What does “100% Natural” mean?

If you are anything like our family, you struggle constantly with the cost of organic food. You know you should do it, but sometimes you just can’t afford it. It is usually possible to find organic fruits and vegetables on sale when they are in season. Or you can join different local co-ops for produce. But when it comes to organic meat, it is way out of my price range, and when it comes down to choosing therapy and supplements versus organic meat. Well, quite simply, the meat loses.

So then comes the challenge of finding what is the next best. And you see all the labels in their glory “Pilgrim’s Pride 100% Natural Chickens” or Sanderson Farms declares its hormone-free chicken meat as “all-natural” and “100 Percent Chicken. Naturally.” Clever billboards declare, “Our ingredient list: chicken.”

So what does this word natural mean?

Well it just happens that Pilgrim’s Pride and Sanderson Farms (this relates to almost any large grocery store brand; I have picked on these two for what I consider sneaky labeling) are very large, conventionally managed poultry producers and do not make any alternative practice claims for their “natural” products.

In fact, “natural” meat producers may regularly use antibiotics and still market their meat as “natural.” And I am not talking about the limited use for the chicken that got sick, but across-the-board use in all chickens to prevent bacteria. But antibiotics are not the only problem in the poultry industry. In my opinion the widespread use of roxarsone (an organic arsenic compound) in poultry feed is much more alarming.

According to “Food for Chickens, Poison for Man” on Scienceline, over 70% of all broiler chickens grown in the U.S. are fed roxarsone. Roxarsone prevents the growth of microscopic intestinal parasites called coccidia that frequently infect livestock, and it provides the added bonus of better growth – i.e., bigger chickens.

Roxarsone doesn’t disappear once chickens eat it. Some is distributed throughout the animal’s tissues, including the breasts, thighs and legsmeat that is later eaten by consumers. The rest is excreted unchanged in poultry waste. Ninety percent of this manure is later converted into fertilizer that can contaminate crops, lakes, rivers, and eventually drinking water.

Any increase in human levels of arsenic exposure is of great concern: The Environmental Protection Agency, which regulates drinking water, considers arsenic a Class A carcinogen, meaning that data have definitively shown it to cause cancer. To read the full article visit http://scienceline.org/2006/09/20/env-wenner-arsenic/

When I contacted Sanderson Farms and Pilgrim’s Pride about their natural chicken, asking specifically about antibiotic use and arsenic in the feed, they both responded that they proudly don’t use any hormones and their “natural” poultry is minimally processed.

Well, that is just great since Federal Regulations do not permit the use of hormones in poultry. So lets look at the other proud claim of minimal processing. Common sense would tell me that “minimal processing” infers you don’t do anything or add anything to the product before it is packaged for sale.

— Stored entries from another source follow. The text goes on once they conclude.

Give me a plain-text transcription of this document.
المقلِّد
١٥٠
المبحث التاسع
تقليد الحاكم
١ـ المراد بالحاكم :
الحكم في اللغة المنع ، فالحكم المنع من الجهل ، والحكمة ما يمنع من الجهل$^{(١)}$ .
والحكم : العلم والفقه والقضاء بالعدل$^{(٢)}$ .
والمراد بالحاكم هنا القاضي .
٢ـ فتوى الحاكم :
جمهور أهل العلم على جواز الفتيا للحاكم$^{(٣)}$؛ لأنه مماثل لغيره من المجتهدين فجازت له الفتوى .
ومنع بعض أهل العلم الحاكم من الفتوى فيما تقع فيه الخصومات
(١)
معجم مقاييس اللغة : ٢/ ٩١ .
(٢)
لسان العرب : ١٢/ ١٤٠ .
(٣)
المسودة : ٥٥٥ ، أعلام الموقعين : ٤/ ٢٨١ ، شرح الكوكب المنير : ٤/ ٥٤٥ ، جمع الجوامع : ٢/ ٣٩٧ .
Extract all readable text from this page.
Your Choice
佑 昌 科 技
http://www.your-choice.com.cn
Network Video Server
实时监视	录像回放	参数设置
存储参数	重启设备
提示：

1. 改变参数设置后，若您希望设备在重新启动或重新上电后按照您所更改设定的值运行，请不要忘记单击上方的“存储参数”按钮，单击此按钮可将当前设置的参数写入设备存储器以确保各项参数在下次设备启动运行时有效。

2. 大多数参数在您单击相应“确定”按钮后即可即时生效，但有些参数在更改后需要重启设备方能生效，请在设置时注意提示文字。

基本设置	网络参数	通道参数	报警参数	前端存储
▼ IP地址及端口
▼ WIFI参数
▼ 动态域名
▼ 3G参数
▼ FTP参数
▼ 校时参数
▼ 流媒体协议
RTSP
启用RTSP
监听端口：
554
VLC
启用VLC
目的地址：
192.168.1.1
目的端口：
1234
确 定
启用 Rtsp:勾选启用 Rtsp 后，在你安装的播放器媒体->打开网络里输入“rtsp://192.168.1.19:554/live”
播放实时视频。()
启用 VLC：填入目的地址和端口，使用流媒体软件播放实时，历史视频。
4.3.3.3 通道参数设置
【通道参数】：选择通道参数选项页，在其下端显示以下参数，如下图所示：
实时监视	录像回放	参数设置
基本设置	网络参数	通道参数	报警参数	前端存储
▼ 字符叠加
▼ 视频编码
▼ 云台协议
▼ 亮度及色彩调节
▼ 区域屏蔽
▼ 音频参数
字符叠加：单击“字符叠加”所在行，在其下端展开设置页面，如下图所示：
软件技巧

As far as I can tell, Sanderson Farms makes good on that claim; their packaging is poultry and up to 10% retained water. But to my confusion, Pilgrim’s Pride has injected their “minimally processed” birds with chicken broth solution. Someone please explain to me what exactly qualifies as minimal processing.

So what are you to do?

Find local sources that you feel comfortable with if possible. One to check out is www.paidom.com. I’ll admit they are a bit pricey, but if you can fit them into your budget, you won’t find comparable quality for the price anywhere. They carry grass-fed beef, and true range chickens that actually eat bugs like they are supposed to. This is in contrast to all grocery brand chicken, organic or otherwise, that are given feed that is primarily soy. They make deliveries to different areas of the state every other month. Unfortunately the chickens are seasonal and on their last delivery to Houston they ran out. They will have them again in May, but it is worth checking out the website right now just for the grass-fed beef (and lamb and pork).

For grocery store brands, check with companies about their practices. I actually found a brand called Coleman Meats that sells organic and natural meats in Wal-Mart. They were a reasonable price, so I called the company. They never use hormones, antibiotics, or add arsenic to the feed, and are truly minimally processed. So guess what happened? A few weeks later their product was gone from the meat case. When I asked the meat manager where it had gone. He replied “nobody would buy the Natural Coleman Whole Chickens at $1.50 a pound when the “100% Natural” Pilgrim’s Pride Chickens sitting next to it were 89 cents a pound.

I guess the moral of this article is to find out exactly what natural means on your particular food label, because MSG, arsenic, and even mercury are all “100% natural.”